Er war ein "Urgestein des WDR", wie WDR-Fernsehdirektor Jörg Schönenborn ihn in einem ersten Nachruf würdigte: Am Freitagnachmittag ist der langjährige TV-Journalist und Moderator Bernd Müller, den viele Zuschauer vor allem für seine Sendereihe "Wunderschönes NRW" in Erinnerung behalten haben, mit 78 Jahren in Neuss gestorben. Der gebürtige Düsseldorfer prägte lange die Berichterstattung über Land und Leute nicht nur im WDR-Sendegebiet.

Beim WDR fing er bereits 1972 als Reporter für landespolitische Themen an, 1978 wurde Müller Redaktionsleiter von "Hier und Heute". Stärker selbst vor die Kamera trat er dann ab 1988, als er in der Gastgeberrolle durch die beliebte WDR-Talksendung "mittwochs in ..." und "mittwochs Live" führte.
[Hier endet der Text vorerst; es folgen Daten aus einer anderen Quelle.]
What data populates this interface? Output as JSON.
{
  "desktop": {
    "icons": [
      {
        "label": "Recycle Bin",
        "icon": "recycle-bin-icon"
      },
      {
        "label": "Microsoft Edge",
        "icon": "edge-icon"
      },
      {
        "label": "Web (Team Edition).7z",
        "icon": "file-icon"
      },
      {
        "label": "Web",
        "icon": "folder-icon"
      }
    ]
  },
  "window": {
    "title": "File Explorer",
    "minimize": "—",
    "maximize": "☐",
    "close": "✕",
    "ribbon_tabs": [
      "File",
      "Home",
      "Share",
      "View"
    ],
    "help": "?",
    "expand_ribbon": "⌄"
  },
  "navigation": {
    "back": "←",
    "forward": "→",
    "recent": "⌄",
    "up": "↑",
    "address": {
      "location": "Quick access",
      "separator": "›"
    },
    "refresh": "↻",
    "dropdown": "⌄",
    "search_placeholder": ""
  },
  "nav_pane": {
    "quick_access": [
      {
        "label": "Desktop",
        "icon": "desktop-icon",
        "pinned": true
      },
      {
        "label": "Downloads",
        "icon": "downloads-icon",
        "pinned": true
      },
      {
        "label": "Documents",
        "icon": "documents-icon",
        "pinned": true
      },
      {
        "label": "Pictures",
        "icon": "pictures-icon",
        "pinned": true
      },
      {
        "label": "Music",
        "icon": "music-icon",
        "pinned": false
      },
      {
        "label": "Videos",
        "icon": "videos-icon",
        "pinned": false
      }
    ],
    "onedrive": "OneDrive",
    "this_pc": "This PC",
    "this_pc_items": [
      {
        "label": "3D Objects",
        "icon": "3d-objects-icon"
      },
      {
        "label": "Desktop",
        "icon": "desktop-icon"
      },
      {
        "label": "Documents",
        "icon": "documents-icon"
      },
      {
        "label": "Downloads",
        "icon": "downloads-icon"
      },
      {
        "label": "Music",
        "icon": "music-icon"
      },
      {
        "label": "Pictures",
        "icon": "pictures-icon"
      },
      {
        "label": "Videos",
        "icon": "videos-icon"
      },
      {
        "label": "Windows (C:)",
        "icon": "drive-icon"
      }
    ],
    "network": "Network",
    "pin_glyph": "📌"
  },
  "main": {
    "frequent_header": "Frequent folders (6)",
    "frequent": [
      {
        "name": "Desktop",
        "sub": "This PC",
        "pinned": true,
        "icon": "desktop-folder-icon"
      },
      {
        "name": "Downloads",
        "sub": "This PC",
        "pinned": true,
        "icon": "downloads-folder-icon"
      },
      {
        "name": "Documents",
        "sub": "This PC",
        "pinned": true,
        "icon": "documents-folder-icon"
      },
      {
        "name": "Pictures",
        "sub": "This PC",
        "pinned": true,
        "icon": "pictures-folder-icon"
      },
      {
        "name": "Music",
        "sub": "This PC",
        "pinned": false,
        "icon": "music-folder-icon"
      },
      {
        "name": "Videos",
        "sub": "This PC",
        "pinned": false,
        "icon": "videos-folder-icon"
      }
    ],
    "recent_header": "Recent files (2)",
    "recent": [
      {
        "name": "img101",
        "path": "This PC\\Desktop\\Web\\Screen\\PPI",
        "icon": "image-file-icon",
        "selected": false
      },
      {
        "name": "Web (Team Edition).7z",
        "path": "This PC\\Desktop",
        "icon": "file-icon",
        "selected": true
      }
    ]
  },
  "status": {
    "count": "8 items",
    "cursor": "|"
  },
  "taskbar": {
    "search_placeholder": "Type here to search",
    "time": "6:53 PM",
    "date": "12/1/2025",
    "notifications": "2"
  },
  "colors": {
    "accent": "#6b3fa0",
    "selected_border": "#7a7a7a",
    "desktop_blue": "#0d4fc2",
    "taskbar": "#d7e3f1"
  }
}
Im Oktober 1999 ging er erstmalig mit der Reihe "Wunderschönes NRW" auf Sendung, um sich dann im Dezember 2007 – zwei Jahre nach seinem offiziellen Erreichen des Rentenalters – mit der 50. Jubiläumsausgabe von seinem Stammpublikum verabschiedete.

"Er war ein kluger und neugieriger Journalist sowie vor allem ein herzlicher und zugewandter Mensch", sagt Schönenborn nun über den verstorbenen Bernd Müller. "Er hat über Jahrzehnte das Programm des WDR-Fernsehens geprägt." Besonders betont der amtierende WDR-Fernsehdirektor, dass Müller bewiesen habe, "dass Politik und Humor zusammenpassen". Jörg Schönenborn: "Generationen junger Reporterinnen und Reporter haben von ihm gelernt, wie man hart und bestimmt, aber trotzdem freundlich Fragen stellt."